His key paintings are The Dead Knight (1870) and The Pool of Bethesda (1877). Walter Crane, in his An Artist's Reminiscences (1907), described Bateman's painting as of.... "a magic world of romance and pictured poetry ... a twilight world of dark mysterious woodlands, haunted streams, meads of deep green starred with burning flowers, veiled in a dim and mystic light."

The Pool of Bethesda is at the Yale Centre of British Art. The Dead Knight is in a private collection, but there is a fine large color reproduction in the book The Last Romantics (1989).

Robert married the daughter of the Dean of Lichfield in 1883, and became a wealthy owner of property and land. His fortune led him to become a noted philanthropist of the time. He and his wife Caroline lived near Much Wenlock, Shropshire, at the 16th-Century Benthall Hall; now a National Trust property.

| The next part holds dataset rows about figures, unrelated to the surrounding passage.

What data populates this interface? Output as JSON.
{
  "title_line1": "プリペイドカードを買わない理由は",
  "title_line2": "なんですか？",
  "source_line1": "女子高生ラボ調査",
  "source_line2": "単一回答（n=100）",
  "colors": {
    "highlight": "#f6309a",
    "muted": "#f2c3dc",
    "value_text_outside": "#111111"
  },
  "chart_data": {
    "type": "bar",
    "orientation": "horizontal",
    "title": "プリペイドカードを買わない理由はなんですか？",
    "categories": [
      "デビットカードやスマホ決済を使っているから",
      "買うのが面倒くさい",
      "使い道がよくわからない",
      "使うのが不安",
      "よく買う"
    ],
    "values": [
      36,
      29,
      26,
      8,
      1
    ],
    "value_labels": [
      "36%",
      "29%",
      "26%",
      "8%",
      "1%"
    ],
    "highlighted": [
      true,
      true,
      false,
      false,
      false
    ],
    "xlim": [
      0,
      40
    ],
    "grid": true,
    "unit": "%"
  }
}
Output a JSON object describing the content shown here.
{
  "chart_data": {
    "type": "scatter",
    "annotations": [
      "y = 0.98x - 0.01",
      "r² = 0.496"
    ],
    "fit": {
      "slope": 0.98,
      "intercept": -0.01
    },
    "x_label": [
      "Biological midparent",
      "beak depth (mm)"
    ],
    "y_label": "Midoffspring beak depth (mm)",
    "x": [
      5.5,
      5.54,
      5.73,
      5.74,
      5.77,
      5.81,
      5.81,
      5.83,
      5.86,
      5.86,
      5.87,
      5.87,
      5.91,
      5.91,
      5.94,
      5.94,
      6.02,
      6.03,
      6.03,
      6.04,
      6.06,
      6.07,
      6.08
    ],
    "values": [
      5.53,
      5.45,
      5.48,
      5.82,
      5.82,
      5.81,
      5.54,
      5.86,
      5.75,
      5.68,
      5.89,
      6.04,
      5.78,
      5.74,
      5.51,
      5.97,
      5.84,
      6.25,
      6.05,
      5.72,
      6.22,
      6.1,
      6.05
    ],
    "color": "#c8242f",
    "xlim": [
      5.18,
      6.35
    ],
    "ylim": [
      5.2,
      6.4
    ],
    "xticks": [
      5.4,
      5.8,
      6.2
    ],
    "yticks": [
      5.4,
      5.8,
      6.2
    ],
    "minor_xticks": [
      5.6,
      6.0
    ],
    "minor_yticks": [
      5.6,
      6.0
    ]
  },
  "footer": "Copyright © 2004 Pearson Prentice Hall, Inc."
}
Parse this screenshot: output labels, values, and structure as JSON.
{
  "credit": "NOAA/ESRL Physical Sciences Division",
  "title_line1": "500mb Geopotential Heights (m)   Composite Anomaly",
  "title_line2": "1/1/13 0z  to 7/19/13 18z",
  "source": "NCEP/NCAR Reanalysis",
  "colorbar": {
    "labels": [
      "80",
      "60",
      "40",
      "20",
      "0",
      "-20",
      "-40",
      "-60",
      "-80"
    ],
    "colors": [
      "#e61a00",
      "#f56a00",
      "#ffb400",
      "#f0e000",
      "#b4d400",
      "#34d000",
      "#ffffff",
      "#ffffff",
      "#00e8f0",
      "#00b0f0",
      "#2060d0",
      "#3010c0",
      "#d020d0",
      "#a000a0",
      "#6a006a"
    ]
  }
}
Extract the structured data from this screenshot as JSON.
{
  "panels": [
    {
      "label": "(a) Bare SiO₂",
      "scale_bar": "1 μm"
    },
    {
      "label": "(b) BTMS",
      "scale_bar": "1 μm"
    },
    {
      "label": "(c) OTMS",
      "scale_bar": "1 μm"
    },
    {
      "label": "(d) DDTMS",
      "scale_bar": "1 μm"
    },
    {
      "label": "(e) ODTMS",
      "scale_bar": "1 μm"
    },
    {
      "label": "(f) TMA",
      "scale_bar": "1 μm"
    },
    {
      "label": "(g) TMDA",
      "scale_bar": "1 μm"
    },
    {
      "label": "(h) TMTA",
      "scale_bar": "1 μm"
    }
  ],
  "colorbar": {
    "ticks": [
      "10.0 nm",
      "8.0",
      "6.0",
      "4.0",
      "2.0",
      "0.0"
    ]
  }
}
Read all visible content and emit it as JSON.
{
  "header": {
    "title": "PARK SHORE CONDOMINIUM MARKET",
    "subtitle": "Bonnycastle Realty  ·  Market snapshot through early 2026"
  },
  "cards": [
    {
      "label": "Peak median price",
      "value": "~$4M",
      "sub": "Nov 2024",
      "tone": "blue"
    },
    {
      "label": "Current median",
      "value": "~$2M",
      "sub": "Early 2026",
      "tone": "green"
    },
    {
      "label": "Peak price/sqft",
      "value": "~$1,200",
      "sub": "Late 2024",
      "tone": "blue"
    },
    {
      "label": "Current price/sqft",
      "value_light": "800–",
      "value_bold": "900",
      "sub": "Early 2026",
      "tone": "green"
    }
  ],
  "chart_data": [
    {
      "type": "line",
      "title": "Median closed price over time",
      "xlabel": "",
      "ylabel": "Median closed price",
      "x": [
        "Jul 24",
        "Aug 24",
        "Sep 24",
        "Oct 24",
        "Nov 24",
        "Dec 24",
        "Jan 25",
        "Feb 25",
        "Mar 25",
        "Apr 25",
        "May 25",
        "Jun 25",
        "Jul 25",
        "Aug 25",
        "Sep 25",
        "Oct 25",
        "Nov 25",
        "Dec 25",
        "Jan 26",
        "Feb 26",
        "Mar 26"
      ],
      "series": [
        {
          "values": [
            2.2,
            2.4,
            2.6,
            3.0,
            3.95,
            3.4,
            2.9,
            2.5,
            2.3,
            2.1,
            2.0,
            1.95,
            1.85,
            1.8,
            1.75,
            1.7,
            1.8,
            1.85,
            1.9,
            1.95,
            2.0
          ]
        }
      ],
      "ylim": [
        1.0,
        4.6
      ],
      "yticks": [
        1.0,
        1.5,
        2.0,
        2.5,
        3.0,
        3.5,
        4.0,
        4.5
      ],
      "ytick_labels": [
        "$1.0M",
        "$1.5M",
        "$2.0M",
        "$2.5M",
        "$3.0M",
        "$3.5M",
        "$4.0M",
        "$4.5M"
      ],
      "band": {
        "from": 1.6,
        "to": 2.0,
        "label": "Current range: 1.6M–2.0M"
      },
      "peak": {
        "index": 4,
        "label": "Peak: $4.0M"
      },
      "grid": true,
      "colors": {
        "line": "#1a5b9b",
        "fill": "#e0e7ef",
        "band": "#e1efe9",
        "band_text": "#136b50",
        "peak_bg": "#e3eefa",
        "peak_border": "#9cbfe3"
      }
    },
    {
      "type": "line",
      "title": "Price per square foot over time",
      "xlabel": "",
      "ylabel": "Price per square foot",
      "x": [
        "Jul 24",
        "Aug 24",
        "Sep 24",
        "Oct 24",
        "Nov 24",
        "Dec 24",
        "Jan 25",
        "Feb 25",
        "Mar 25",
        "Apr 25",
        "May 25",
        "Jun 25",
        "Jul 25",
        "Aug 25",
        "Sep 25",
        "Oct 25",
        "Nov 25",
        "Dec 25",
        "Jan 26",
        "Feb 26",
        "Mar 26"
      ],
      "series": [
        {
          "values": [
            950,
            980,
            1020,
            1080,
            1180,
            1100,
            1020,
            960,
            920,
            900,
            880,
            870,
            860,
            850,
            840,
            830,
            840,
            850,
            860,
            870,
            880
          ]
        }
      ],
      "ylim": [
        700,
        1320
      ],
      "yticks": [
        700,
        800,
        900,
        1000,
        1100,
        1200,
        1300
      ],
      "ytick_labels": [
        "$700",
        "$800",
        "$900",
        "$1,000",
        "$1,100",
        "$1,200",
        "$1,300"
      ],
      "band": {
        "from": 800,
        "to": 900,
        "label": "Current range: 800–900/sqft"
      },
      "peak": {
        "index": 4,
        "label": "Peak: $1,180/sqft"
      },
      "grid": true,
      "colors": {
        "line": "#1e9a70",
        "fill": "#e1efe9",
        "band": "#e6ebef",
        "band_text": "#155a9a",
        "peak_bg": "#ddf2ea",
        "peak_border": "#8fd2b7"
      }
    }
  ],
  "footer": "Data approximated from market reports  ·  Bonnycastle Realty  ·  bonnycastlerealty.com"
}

Bateman was a founder of the Society of Painters in Tempera in 1901. He is also said to have been an architect, although nothing is known about this aspect of his talent.

Bateman was also noted as a naturalist (corresponding with Charles Darwin), a botanical illustrator, sculptor, book illustrator, and an Italian scholar. He also left a horticultural legacy, in his planting of the gardens at Bentham Hall from 18901906 — much of his garden design there is still extant and is now maintained by the National Trust as part of Benthall Hall.